One Busy Guy presents... 

All About Superstition

  Find a penny pick it up and all the day you'll have good luck!

Boo! Why do we cross our fingers for luck?  Why do we knock on wood or avoid passing beneath ladders? Who knows what evil may befall us if we leave our hat on the bed or open an umbrella in the house? Heaven forbid a black cat should cross our path on Friday the 13th!

Superstition was a very early and effective form of training. Most common superstitions are rooted in  concepts that will save us from reckless endangerment. We cover our mouths when yawning (it's sanitary), don't walk under a ladder because something may fall on your head! Nearly all superstition is rooted in religious symbolism... the holy trinity, 13 diners at the last supper, the 4 gospels etc. Superstition continues to provide support, increase optimism and give most of us hope for yet another day.  It helped the earliest people formulate some justification for the way things have occurred.

Superstition is evident in every area of human interest. Planetary motion, gardening, romance, fashion, nature, theater... the list goes on:

Crossing fingers for luck is actually an abbreviated form of blessing yourself with the sign of the cross.

The early Druids would knock on wood to gain support from the good spirits within.

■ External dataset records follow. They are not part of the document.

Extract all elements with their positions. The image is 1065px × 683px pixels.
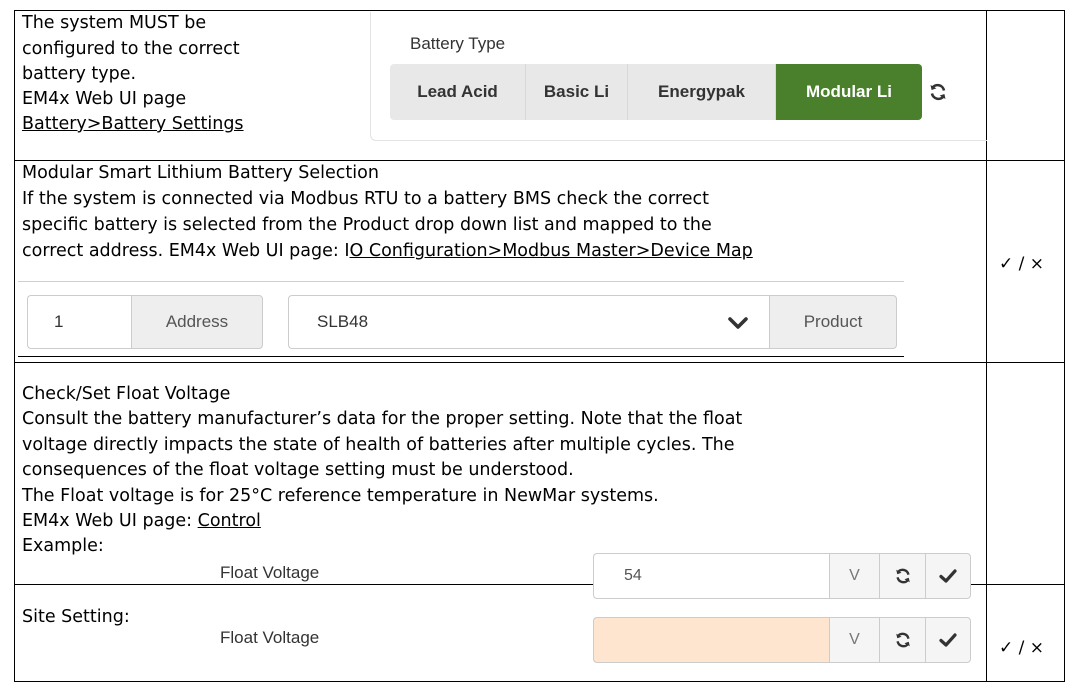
address-label: Address: [131, 295, 263, 349]
row-divider: [14, 160, 1065, 161]
row2-text-line: specific battery is selected from the Pr…: [22, 215, 712, 235]
check-icon[interactable]: [925, 617, 971, 663]
battery-type-label: Battery Type: [410, 34, 506, 53]
float-voltage-label: Float Voltage: [220, 563, 320, 582]
row2-text-line: correct address. EM4x Web UI page: IO Co…: [22, 240, 753, 262]
battery-type-energypak[interactable]: Energypak: [628, 64, 776, 120]
row1-text-line: EM4x Web UI page: [22, 89, 187, 109]
row1-text-line: configured to the correct: [22, 39, 240, 59]
device-map-link[interactable]: O Configuration>Modbus Master>Device Map: [350, 241, 753, 261]
row3-text-line: Consult the battery manufacturer’s data …: [22, 409, 743, 429]
row1-text-line: The system MUST be: [22, 13, 207, 33]
row-divider: [14, 362, 1065, 363]
row3-text-line: voltage directly impacts the state of he…: [22, 435, 735, 455]
row3-text-line: The Float voltage is for 25°C reference …: [22, 486, 659, 506]
row2-text-line: If the system is connected via Modbus RT…: [22, 189, 709, 209]
modular-battery-title: Modular Smart Lithium Battery Selection: [22, 163, 379, 183]
row3-page-prefix: EM4x Web UI page:: [22, 511, 198, 531]
row2-text-prefix: correct address. EM4x Web UI page: I: [22, 241, 350, 261]
table-border-top: [14, 10, 1065, 11]
refresh-icon[interactable]: [879, 617, 925, 663]
site-setting-label: Site Setting:: [22, 607, 130, 627]
float-voltage-heading: Check/Set Float Voltage: [22, 384, 231, 404]
table-border-left: [14, 10, 15, 682]
battery-type-lead-acid[interactable]: Lead Acid: [390, 64, 526, 120]
row3-text-line: consequences of the float voltage settin…: [22, 460, 574, 480]
battery-type-modular-li[interactable]: Modular Li: [776, 64, 922, 120]
row1-text-line: battery type.: [22, 64, 137, 84]
example-label: Example:: [22, 536, 104, 556]
row3-text-line: EM4x Web UI page: Control: [22, 510, 261, 532]
ui-bottom-line: [18, 356, 904, 357]
float-voltage-label: Float Voltage: [220, 628, 320, 647]
refresh-icon[interactable]: [922, 76, 954, 108]
ui-separator: [18, 281, 904, 282]
control-link[interactable]: Control: [198, 511, 261, 531]
table-border-bottom: [14, 681, 1065, 682]
product-dropdown[interactable]: SLB48: [288, 295, 769, 349]
site-float-voltage-input[interactable]: [593, 617, 829, 663]
battery-type-selector: Lead Acid Basic Li Energypak Modular Li: [390, 64, 922, 120]
float-voltage-input[interactable]: 54: [593, 553, 829, 599]
voltage-unit: V: [829, 553, 879, 599]
address-input[interactable]: 1: [27, 295, 131, 349]
check-mark-row4: ✓ / ×: [999, 638, 1045, 658]
refresh-icon[interactable]: [879, 553, 925, 599]
check-mark-row2: ✓ / ×: [999, 254, 1045, 274]
battery-type-basic-li[interactable]: Basic Li: [526, 64, 628, 120]
chevron-down-icon[interactable]: [727, 313, 749, 333]
battery-settings-link[interactable]: Battery>Battery Settings: [22, 113, 244, 135]
check-icon[interactable]: [925, 553, 971, 599]
voltage-unit: V: [829, 617, 879, 663]
product-label: Product: [769, 295, 897, 349]
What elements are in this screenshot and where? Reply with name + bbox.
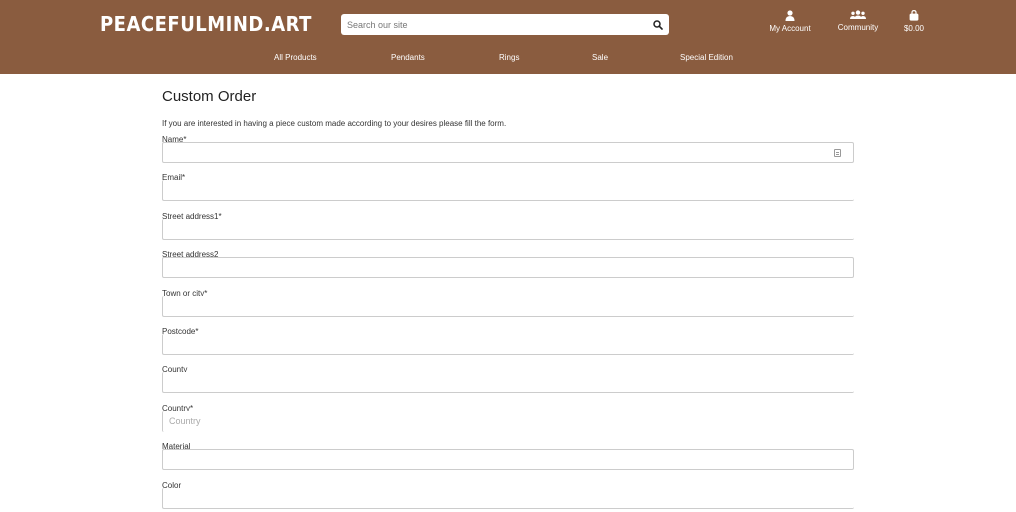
name-field-group: Name* [162, 135, 854, 173]
custom-order-form-section: Custom Order If you are interested in ha… [162, 88, 854, 512]
nav-special-edition[interactable]: Special Edition [680, 53, 733, 62]
search-bar [341, 14, 669, 35]
name-input[interactable] [163, 143, 853, 163]
my-account-link[interactable]: My Account [762, 10, 818, 33]
postcode-input[interactable] [163, 333, 854, 354]
street-address1-input[interactable] [163, 218, 854, 239]
material-field-group: Material [162, 442, 854, 480]
shopping-bag-icon [909, 10, 919, 21]
town-city-input-box [162, 295, 854, 317]
county-input-box [162, 372, 854, 394]
email-input[interactable] [163, 180, 854, 201]
street-address2-field-group: Street address2 [162, 250, 854, 288]
nav-rings[interactable]: Rings [499, 53, 519, 62]
color-input[interactable] [163, 487, 854, 508]
email-field-group: Email* [162, 173, 854, 211]
postcode-input-box [162, 333, 854, 355]
color-field-group: Color [162, 481, 854, 512]
county-input[interactable] [163, 372, 854, 393]
top-header: PEACEFULMIND.ART My Account Community [0, 0, 1016, 74]
search-button[interactable] [647, 14, 669, 35]
user-icon [785, 10, 795, 21]
street-address2-input-box [162, 257, 854, 279]
community-link[interactable]: Community [832, 10, 884, 32]
users-icon [850, 10, 866, 19]
color-input-box [162, 487, 854, 509]
site-logo[interactable]: PEACEFULMIND.ART [100, 12, 312, 36]
my-account-label: My Account [769, 24, 811, 33]
country-field-group: Country* [162, 404, 854, 442]
autofill-icon[interactable] [834, 149, 841, 157]
bag-total: $0.00 [903, 24, 925, 33]
material-input[interactable] [163, 450, 853, 470]
search-icon [653, 19, 663, 30]
street-address1-field-group: Street address1* [162, 212, 854, 250]
country-input-box [162, 410, 854, 432]
name-input-box [162, 142, 854, 163]
material-input-box [162, 449, 854, 471]
nav-pendants[interactable]: Pendants [391, 53, 425, 62]
country-select[interactable] [163, 410, 854, 432]
postcode-field-group: Postcode* [162, 327, 854, 365]
intro-text: If you are interested in having a piece … [162, 119, 507, 128]
county-field-group: County [162, 365, 854, 403]
email-input-box [162, 180, 854, 202]
page-title: Custom Order [162, 88, 257, 105]
street-address1-input-box [162, 218, 854, 240]
town-city-input[interactable] [163, 295, 854, 316]
main-nav: All Products Pendants Rings Sale Special… [0, 53, 1016, 67]
nav-all-products[interactable]: All Products [274, 53, 317, 62]
community-label: Community [837, 23, 879, 32]
nav-sale[interactable]: Sale [592, 53, 608, 62]
shopping-bag-link[interactable]: $0.00 [897, 10, 931, 33]
street-address2-input[interactable] [163, 258, 853, 278]
town-city-field-group: Town or city* [162, 289, 854, 327]
search-input[interactable] [341, 14, 647, 35]
custom-order-form: Name* Email* Street address1* Street add… [162, 135, 854, 512]
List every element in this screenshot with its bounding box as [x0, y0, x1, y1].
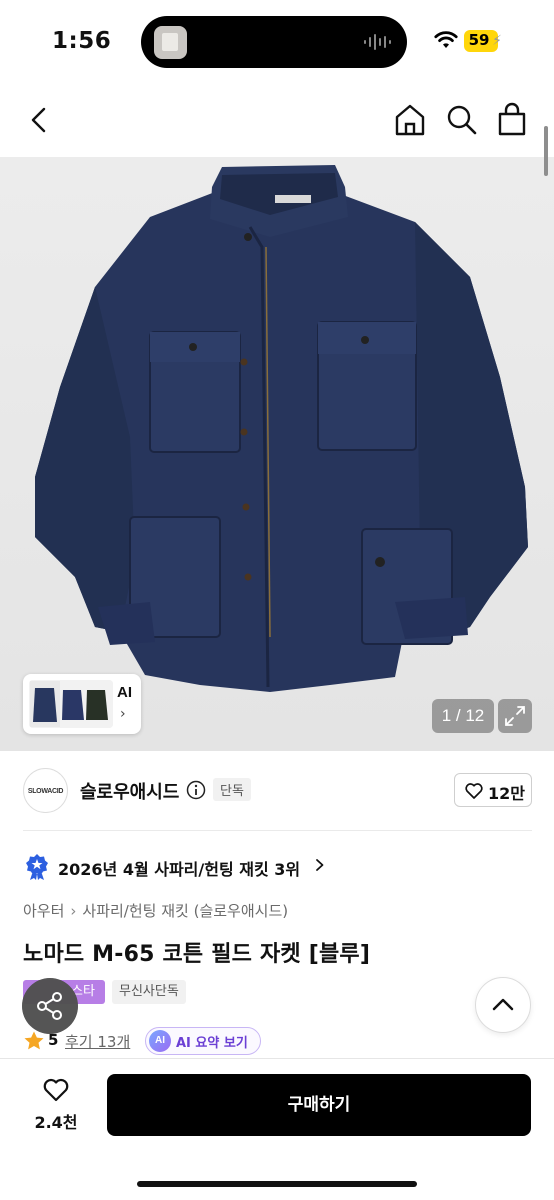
status-time: 1:56 — [52, 28, 112, 54]
bottom-action-bar: 2.4천 구매하기 — [0, 1058, 554, 1200]
home-indicator — [137, 1181, 417, 1187]
brand-row: SLOWACID 슬로우애시드 단독 12만 — [0, 760, 554, 826]
breadcrumb-separator-icon: › — [70, 902, 77, 920]
buy-button[interactable]: 구매하기 — [107, 1074, 531, 1136]
home-icon[interactable] — [392, 102, 428, 138]
search-icon[interactable] — [444, 102, 480, 138]
battery-indicator: 59 ⚡ — [464, 30, 502, 52]
product-jacket-image — [35, 165, 528, 692]
top-nav — [0, 90, 554, 150]
charging-icon: ⚡ — [492, 33, 502, 49]
heart-icon — [43, 1078, 69, 1102]
back-chevron-icon[interactable] — [24, 104, 56, 136]
ai-summary-label: AI 요약 보기 — [176, 1036, 248, 1051]
scroll-indicator — [544, 126, 548, 176]
ranking-badge-icon — [26, 854, 48, 880]
image-counter: 1 / 12 — [432, 699, 494, 733]
battery-level: 59 — [468, 31, 490, 49]
rating-score: 5 — [48, 1031, 59, 1049]
musinsa-exclusive-tag: 무신사단독 — [112, 980, 186, 1004]
brand-like-count: 12만 — [488, 784, 525, 803]
star-icon — [24, 1031, 44, 1050]
ranking-link[interactable]: 2026년 4월 사파리/헌팅 재킷 3위 — [23, 853, 532, 883]
info-icon[interactable] — [186, 780, 206, 800]
review-count-link[interactable]: 후기 13개 — [65, 1031, 130, 1052]
breadcrumb-item-outer[interactable]: 아우터 — [23, 902, 64, 920]
chevron-right-icon — [316, 859, 324, 871]
brand-name[interactable]: 슬로우애시드 — [80, 778, 179, 804]
brand-logo[interactable]: SLOWACID — [23, 768, 68, 813]
chevron-right-icon: › — [120, 706, 126, 722]
breadcrumb-item-category[interactable]: 사파리/헌팅 재킷 (슬로우애시드) — [82, 902, 288, 920]
chevron-up-icon — [492, 998, 514, 1011]
share-button[interactable] — [22, 978, 78, 1034]
divider — [23, 830, 532, 831]
audio-waveform-icon — [364, 34, 391, 50]
heart-icon — [465, 783, 483, 799]
exclusive-badge: 단독 — [213, 778, 251, 801]
shopping-bag-icon[interactable] — [494, 102, 530, 138]
brand-like-button[interactable]: 12만 — [454, 773, 532, 807]
ai-thumbnail-label: AI — [117, 684, 132, 701]
ai-logo-icon: AI — [149, 1030, 171, 1052]
breadcrumb: 아우터 › 사파리/헌팅 재킷 (슬로우애시드) — [23, 900, 288, 921]
ranking-text: 2026년 4월 사파리/헌팅 재킷 3위 — [58, 860, 301, 879]
expand-icon[interactable] — [498, 699, 532, 733]
wishlist-count: 2.4천 — [34, 1113, 78, 1132]
status-bar: 1:56 59 ⚡ — [0, 0, 554, 86]
thumbnail-images — [29, 680, 113, 728]
ai-summary-button[interactable]: AI AI 요약 보기 — [145, 1027, 261, 1055]
thumbnail-strip[interactable]: AI › — [23, 674, 141, 734]
product-title: 노마드 M-65 코튼 필드 자켓 [블루] — [23, 942, 371, 967]
wifi-icon — [434, 31, 458, 48]
scroll-top-button[interactable] — [475, 977, 531, 1033]
wishlist-button[interactable]: 2.4천 — [20, 1075, 92, 1135]
product-image-gallery[interactable]: AI › 1 / 12 — [0, 157, 554, 751]
dynamic-island[interactable] — [141, 16, 407, 68]
now-playing-thumbnail — [154, 26, 187, 59]
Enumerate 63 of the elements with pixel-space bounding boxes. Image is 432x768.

A rabbit's foot is considered lucky in part due to the animals prolific reproductive capacity. Holding a part of the animal is considered to bring good fortune and it is in this way that superstition can be a detriment. Great superstition still surrounds the rhinoceros horn and the animal has been driven almost to extinction.

Lighting three cigarettes on a single match apparently comes to us from WWI. A match lighted so long would provide an enemy ample time to 'sight you in'.

It is said that an open umbrella in the house may cause a fire (by toppling a candle) but it is more likely to poke out an eye.


The number 13 is unlucky if you are referencing the Last Supper, but it's good news if you're buying pastry! This particular superstition is evident in any high rise... there is no 13th floor (we skip from 12 to 14).

Before there were mirrors there were gazing pools. If eyes are indeed windows of the soul it would be very mean indeed to disrupt a gazing pool while in use. Of course when mirrors were first manufactured they were very expensive and it would likely take seven years to buy one anew.

Covering all your mirrors immediately after a death is said to prevent the deceased from using them as a portal. A mirror placed opposite your door will reflect any evil that might try to enter.

The Japanese believe that the number 8 is lucky and the eighties were certainly fortunate for them. The Chinese believe that one should not place the door of a house too close to the street because your money will pour out!  Many Jewish homes still feature a 'mezzuzah' or good luck charm affixed to the door jamb at the entrance... it keeps out evil spirits.

It is certainly true that superstition is here to stay. It is an integral part of life as we know it. We all favor good luck charms and possess behaviors or trinkets that give us hope or confidence. The reality of superstition has given us witch trials and wedding rituals and holiday traditions.

At times we are thrilled to receive that little bit of hope, while at other times we feel empowered to commit dreadful, arbitrary acts of cruelty. Is superstition good or evil? You must decide for yourself!